MEDIA CONTACT: Hilary Dickinson at email@example.com or 608-363-2849
Sponsored by the department of modern languages and literatures, Beloit College will host a Spanish language film festival running from Friday, Jan. 24 – Friday, Feb. 28. The films will take place from 7 p.m. – 9 p.m. in Richardson Auditorium, Morse-Ingersoll Hall.
The festival is co-sponsored by the history, political science, critical identity studies, education and youth studies and international relations departments.
The films are as follows:
Friday, Jan. 24: Un Cuento Chino (Chinese Take-Away)
Argentina, Spain / 98 min / 2012 / Spanish with English subtitles
Argentina's national treasure, Ricardo Darín, plays Roberto, a gruff, anti-social loner who lords over his tiny hardware shop in Buenos Aires with a meticulous sense of control and routine, barely allowing for the slightest of customer foibles. After a chance encounter with Jun, a Chinese man who has arrived in Argentina looking for his only living relative, Roberto takes him in. Their unusual cohabitation helps Roberto bring an end to his loneliness, but not without revealing to the impassive Jun that destiny's intersections are many and they can even divulge the film's surreal opening sequence: a brindled cow falling from the sky.
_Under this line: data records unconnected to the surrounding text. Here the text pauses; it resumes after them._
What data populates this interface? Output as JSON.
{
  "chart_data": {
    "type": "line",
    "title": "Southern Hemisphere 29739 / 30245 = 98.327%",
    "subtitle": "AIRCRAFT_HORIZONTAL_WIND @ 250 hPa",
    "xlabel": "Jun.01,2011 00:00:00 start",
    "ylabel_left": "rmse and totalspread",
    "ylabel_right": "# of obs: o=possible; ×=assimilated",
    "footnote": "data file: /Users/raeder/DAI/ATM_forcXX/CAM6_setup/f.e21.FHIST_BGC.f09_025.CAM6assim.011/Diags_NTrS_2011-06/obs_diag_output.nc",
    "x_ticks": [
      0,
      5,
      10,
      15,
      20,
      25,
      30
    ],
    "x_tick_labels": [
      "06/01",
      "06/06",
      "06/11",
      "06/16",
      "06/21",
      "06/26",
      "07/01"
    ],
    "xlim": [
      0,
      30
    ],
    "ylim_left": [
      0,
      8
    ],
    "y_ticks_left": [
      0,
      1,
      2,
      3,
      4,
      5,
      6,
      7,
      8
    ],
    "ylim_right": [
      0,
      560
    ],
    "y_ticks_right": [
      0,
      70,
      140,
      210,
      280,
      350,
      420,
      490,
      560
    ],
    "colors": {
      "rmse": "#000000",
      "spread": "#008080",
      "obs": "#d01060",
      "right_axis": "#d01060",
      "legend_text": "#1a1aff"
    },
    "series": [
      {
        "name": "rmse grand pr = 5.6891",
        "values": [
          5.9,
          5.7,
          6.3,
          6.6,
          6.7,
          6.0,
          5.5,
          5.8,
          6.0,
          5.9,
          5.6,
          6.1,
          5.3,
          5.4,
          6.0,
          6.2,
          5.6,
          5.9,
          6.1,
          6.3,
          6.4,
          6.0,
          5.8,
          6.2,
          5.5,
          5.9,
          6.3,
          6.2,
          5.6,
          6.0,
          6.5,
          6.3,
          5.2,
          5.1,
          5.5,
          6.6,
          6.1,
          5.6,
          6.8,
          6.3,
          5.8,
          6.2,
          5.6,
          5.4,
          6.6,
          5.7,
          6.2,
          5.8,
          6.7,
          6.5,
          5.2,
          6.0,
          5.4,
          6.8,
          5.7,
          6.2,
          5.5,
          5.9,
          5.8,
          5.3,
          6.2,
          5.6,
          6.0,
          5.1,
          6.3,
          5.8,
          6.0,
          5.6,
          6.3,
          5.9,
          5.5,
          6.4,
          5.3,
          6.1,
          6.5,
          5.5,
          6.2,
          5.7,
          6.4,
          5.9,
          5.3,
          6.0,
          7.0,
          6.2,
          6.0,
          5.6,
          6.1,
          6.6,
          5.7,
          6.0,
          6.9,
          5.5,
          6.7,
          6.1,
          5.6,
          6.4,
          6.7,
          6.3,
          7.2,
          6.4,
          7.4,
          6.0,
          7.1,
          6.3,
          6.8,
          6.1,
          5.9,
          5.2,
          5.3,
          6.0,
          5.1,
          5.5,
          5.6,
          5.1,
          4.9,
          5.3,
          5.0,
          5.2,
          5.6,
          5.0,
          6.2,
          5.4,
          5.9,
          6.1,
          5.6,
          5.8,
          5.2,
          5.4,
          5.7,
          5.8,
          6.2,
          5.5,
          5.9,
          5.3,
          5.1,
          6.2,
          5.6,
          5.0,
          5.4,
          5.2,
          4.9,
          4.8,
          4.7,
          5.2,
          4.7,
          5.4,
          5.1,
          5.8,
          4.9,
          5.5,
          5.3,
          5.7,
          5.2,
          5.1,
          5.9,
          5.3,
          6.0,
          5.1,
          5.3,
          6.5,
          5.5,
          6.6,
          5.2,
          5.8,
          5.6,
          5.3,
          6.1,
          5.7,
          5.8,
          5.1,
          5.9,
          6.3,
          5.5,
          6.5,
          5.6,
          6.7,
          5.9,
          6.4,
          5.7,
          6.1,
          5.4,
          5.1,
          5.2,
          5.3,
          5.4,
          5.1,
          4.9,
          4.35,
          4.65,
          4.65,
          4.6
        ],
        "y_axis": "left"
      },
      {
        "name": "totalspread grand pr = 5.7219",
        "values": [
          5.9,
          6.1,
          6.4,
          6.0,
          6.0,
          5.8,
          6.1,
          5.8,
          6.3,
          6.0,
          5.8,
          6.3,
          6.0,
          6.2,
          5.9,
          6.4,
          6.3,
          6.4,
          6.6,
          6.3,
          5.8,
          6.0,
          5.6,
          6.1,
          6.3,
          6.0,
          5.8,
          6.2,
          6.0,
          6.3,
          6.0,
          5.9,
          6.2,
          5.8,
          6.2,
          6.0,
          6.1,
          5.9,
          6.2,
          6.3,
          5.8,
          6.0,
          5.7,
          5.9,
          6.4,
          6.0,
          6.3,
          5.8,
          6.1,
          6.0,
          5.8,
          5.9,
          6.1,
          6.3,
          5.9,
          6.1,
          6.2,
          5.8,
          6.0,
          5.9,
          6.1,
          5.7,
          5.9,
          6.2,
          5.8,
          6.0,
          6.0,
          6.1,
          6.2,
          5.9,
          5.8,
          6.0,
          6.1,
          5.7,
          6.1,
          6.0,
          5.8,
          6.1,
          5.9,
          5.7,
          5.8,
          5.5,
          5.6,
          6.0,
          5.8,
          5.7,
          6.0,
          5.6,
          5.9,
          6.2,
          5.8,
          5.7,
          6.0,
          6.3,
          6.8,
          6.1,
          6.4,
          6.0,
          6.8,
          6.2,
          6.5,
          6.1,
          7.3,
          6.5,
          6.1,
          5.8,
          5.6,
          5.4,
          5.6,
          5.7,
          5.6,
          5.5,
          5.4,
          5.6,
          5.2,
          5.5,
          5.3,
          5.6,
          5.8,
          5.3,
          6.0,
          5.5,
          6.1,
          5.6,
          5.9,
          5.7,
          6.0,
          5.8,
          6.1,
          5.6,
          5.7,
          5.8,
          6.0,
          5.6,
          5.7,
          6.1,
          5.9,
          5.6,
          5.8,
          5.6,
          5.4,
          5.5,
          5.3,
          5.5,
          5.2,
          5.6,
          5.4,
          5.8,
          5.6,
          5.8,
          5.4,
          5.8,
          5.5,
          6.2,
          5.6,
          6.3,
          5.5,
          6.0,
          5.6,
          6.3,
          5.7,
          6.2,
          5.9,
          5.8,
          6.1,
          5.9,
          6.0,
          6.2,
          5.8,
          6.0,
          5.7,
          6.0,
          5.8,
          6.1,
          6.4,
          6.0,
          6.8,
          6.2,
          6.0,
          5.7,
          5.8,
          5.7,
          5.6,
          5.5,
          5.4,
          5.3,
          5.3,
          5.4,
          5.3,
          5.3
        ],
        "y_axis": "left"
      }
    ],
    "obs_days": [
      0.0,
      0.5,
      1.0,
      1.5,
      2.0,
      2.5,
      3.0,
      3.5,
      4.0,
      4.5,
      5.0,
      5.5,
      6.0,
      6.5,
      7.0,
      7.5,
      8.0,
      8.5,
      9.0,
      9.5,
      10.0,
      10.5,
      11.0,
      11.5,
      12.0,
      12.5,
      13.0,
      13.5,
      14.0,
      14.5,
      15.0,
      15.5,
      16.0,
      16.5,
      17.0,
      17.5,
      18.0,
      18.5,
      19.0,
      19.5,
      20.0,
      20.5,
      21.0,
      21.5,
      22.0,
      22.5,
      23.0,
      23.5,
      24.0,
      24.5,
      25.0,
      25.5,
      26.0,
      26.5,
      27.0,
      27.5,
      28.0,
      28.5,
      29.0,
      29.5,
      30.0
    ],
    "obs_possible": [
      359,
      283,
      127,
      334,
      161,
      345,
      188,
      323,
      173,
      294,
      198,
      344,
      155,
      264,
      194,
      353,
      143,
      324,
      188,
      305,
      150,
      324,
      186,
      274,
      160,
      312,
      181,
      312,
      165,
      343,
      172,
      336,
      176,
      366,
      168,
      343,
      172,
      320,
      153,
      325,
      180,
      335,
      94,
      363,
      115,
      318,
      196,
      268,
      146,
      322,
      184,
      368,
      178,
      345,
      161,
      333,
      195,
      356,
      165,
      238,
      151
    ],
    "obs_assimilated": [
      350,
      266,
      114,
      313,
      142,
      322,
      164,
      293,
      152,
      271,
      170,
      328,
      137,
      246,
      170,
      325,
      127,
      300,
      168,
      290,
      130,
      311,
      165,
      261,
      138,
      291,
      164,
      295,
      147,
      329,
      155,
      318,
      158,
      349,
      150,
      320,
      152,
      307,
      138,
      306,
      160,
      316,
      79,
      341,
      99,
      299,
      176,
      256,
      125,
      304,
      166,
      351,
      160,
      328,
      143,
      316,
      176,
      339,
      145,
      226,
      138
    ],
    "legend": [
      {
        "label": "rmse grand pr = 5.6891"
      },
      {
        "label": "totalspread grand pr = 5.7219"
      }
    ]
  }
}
Friday, Jan. 31: Con Mi Corazon En Yambo (With My Heart in Yambo)
Ecuador / 137 min / 2012 / Spanish with English subtitles
In 1988, when director Fernanda Restrepo was only 10 years old, her life changed in the cruelest of ways: her two brothers—then 14 and 17—vanished without a trace. Only later did the family learn that the boys had been illegally detained, tortured and murdered by the Ecuadorean police. Now, decades later, with her brothers’ remains still missing, Restrepo embarks on the painful journey of recounting her family’s story. In the process, she comes face to face with the suspects, and documents yet one more search in Lake Yambo, where the boys’ bodies were dumped. “Giving up is the only way to lose a battle,” says Restrepo’s father, still asking for clues and protesting in Quito’s Presidential Palace Square every Wednesday against the lack of answers.
Friday, Feb. 7: La Yuma
Nicaragua / 91 min / 2011
Nicaragua’s first full-length feature in 20 years, La Yuma tells the story of a young woman who dreams of transcending her bleak life in the slums of Managua by becoming a boxer. Looking beyond the meager possibilities that seem available to her (and ignoring the advice of her gang-member friends), she finds solace and hope in her training and falls in love with a middle-class journalism student.
Friday, Feb. 21: Aquí y Allá (Here and There)
USA, Spain, Mexico / 110 min / 2012 / Spanish with English subtitles
Antonio Méndez Esparza's directorial debut radiantly captures the complex homecoming of a loving father. In an unexpected take on the traditional immigrant story, Pedro returns home to a small mountain village in Guerrero, Mexico, after years of working in New York. He finds his daughters older and more distant than he imagined, but his wife still has the same smile. The villagers think this year’s crop will be bountiful, and there is work in a growing city nearby. But the locals are wise to a life of insecurity, and their thoughts are often of family members or opportunities far away, north of the border.
Friday, Feb. 28: Pa Negre (Black Bread)
Spain/ 108 min/ 2011/ Catalan with English subtitles
Andreu comes across the bodies of a father and son in the forest; leaning over the dying boy, Andreu hears him whisper “Pitorliu”—the name of a monster supposedly haunting local caves. But the real monsters in this brilliant adaptation of Emil Teixidor’s novel are the local Fascists, who keep close watch on the family of Andreu and other Republican sympathizers—and who think Andreu’s father might know more about these murders than he admits. Reminiscent of Pan's Labyrinth and adored by audiences and critics alike, Black Bread won a number of prizes, including nine Goya Awards and the Spanish selection for the 2011 Academy Awards for Best Foreign Film.
The Spanish Film Club series was made possible with the support of Pragda, and the Embassy of Spain in Washington D.C., Spain-USA Foundation. Special thanks to the Secretary of State for Culture of Spain.